The other chief components of the film’s uniquely unsettling aura are its setting — a heavily forested part of Patagonia, where isolated hunting camps offer recreation for sportsmen and cover for criminals — and Mr. Darín’s droopy, inscrutable face. He is rarely off screen, and for long stretches he barely utters a word, but he moves through “The Aura” like a concentrated, unpredictable weather system, sometimes spookily calm, more often agitated by some combination of worry, determination and regret. His moments of decency and compassion are as surprising as his episodes of ruthlessness.

And the movie, even when it bends toward convention, never loses sight of its hero’s haunted, desperate perception of the world. For his part, Mr.
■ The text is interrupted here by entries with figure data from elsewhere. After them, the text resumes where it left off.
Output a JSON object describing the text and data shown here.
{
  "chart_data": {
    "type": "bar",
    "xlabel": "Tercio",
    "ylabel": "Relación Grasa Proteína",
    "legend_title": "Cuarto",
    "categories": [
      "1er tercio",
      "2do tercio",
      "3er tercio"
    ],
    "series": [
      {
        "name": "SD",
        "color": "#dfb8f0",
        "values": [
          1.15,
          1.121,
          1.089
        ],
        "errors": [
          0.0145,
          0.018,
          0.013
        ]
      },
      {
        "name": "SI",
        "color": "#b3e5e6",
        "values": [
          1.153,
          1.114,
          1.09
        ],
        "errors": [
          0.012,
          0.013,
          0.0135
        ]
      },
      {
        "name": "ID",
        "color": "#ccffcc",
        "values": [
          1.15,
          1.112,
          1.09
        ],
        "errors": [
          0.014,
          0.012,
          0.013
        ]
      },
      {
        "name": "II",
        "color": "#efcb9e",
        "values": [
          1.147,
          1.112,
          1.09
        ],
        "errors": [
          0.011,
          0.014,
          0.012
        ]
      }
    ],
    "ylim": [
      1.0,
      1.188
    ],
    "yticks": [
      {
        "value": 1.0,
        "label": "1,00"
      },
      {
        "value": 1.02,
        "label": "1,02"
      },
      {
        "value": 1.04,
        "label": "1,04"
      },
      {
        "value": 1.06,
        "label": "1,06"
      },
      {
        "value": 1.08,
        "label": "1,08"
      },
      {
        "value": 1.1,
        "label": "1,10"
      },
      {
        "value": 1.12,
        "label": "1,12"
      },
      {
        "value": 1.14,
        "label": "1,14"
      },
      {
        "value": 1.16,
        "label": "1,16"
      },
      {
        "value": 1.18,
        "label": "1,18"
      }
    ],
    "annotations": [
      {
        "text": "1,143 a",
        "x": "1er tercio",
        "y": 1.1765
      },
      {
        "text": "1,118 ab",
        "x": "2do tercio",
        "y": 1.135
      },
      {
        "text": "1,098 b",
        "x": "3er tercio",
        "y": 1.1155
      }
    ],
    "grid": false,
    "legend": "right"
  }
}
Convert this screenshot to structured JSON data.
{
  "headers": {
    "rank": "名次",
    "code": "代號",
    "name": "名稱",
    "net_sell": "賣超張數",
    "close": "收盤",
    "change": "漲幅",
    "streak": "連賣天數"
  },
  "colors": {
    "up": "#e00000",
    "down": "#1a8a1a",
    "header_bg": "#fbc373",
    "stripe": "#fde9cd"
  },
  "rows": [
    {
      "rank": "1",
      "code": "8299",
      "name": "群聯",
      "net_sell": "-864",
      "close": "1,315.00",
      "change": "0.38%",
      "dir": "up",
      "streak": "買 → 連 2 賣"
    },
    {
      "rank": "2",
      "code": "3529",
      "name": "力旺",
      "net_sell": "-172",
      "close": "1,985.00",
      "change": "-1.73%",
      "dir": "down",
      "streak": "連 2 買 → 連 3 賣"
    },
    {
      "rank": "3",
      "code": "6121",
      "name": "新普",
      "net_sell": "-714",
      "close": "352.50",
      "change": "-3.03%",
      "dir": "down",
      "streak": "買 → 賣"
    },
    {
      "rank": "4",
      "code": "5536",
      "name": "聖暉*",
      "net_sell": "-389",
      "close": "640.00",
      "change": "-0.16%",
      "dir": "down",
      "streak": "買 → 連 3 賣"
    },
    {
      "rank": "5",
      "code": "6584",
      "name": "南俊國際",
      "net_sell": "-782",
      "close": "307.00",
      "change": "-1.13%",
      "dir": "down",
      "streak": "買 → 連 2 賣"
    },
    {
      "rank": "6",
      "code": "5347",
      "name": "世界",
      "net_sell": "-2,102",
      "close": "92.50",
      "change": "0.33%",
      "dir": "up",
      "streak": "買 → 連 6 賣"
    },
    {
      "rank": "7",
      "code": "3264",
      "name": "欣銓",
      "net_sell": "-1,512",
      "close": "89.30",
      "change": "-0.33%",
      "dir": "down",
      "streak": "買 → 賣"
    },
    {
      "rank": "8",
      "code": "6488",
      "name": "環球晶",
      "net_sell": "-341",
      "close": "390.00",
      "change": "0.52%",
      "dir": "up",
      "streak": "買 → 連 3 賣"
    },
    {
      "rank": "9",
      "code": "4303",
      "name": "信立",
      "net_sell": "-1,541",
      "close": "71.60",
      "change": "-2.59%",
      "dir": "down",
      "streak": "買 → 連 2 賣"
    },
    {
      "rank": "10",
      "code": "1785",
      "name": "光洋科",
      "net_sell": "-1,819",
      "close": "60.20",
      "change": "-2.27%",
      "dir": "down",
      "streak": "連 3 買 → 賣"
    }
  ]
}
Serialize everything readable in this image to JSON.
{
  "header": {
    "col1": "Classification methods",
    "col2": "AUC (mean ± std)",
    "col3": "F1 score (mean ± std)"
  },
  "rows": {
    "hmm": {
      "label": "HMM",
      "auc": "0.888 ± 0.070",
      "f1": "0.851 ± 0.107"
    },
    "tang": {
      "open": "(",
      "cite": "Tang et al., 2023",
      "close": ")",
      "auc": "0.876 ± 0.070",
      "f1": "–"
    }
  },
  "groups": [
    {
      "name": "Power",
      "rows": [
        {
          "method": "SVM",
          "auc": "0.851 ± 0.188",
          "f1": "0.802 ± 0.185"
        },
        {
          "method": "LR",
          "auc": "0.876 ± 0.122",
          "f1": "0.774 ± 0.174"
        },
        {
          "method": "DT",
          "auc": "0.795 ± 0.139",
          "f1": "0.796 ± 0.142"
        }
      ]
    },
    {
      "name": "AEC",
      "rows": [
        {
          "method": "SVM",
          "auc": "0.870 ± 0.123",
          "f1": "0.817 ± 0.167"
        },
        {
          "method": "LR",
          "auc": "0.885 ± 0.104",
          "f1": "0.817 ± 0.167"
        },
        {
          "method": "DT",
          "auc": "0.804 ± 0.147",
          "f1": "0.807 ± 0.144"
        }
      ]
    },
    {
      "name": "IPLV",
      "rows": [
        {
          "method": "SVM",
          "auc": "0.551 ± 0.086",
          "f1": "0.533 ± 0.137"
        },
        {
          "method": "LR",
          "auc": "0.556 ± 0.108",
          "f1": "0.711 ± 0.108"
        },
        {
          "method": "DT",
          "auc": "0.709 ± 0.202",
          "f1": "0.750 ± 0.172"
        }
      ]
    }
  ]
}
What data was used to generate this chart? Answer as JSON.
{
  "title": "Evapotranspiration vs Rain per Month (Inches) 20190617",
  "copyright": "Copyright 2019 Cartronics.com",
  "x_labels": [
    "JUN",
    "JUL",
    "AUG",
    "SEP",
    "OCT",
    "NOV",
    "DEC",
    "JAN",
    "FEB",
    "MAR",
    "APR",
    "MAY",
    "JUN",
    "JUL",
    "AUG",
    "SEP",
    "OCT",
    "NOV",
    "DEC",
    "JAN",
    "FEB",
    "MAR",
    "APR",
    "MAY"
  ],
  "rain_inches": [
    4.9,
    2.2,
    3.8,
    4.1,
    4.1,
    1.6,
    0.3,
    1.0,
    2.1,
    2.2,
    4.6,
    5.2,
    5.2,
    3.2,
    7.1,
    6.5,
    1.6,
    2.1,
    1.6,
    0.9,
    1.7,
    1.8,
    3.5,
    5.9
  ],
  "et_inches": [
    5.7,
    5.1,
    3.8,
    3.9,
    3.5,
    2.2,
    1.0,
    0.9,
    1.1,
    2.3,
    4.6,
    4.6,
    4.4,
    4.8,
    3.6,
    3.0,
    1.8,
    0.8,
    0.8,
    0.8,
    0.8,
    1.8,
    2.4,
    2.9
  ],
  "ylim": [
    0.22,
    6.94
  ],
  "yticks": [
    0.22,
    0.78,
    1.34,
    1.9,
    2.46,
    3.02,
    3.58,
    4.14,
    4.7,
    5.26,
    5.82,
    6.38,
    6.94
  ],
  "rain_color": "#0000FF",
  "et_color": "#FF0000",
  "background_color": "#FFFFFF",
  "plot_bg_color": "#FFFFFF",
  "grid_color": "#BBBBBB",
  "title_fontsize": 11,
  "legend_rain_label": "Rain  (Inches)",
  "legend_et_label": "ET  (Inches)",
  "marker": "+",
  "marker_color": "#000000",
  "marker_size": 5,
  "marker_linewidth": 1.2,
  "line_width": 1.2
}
Bielinsky, in what would sadly be his last film, demonstrates a mastery of the form that is downright scary.

THE AURA

Opens today in Manhattan.

Written (in Spanish, with English subtitles) and directed by Fabián Bielinsky; director of photography, Checo Varese; edited by Alejandro Carrillo Penovi and Fernando Pardo; art director, Mercedes Alfonsín; produced by Pablo Bossi, Samuel Hadida, Gerardo Herrero and Mariela Besuievsky; released by IFC First Take. At the IFC Center, 323 Avenue of the Americas, at Third Street, Greenwich Village. Running time: 138 minutes. This film is not rated.

WITH: Ricardo Darín (Taxidermist), Dolores Fonzi (Diana), Pablo Cedrón (Sosa), Nahuel Pérez Biscayart (Julio), Jorge D’Elia (Urien) and Alejandro Awada (Sontag).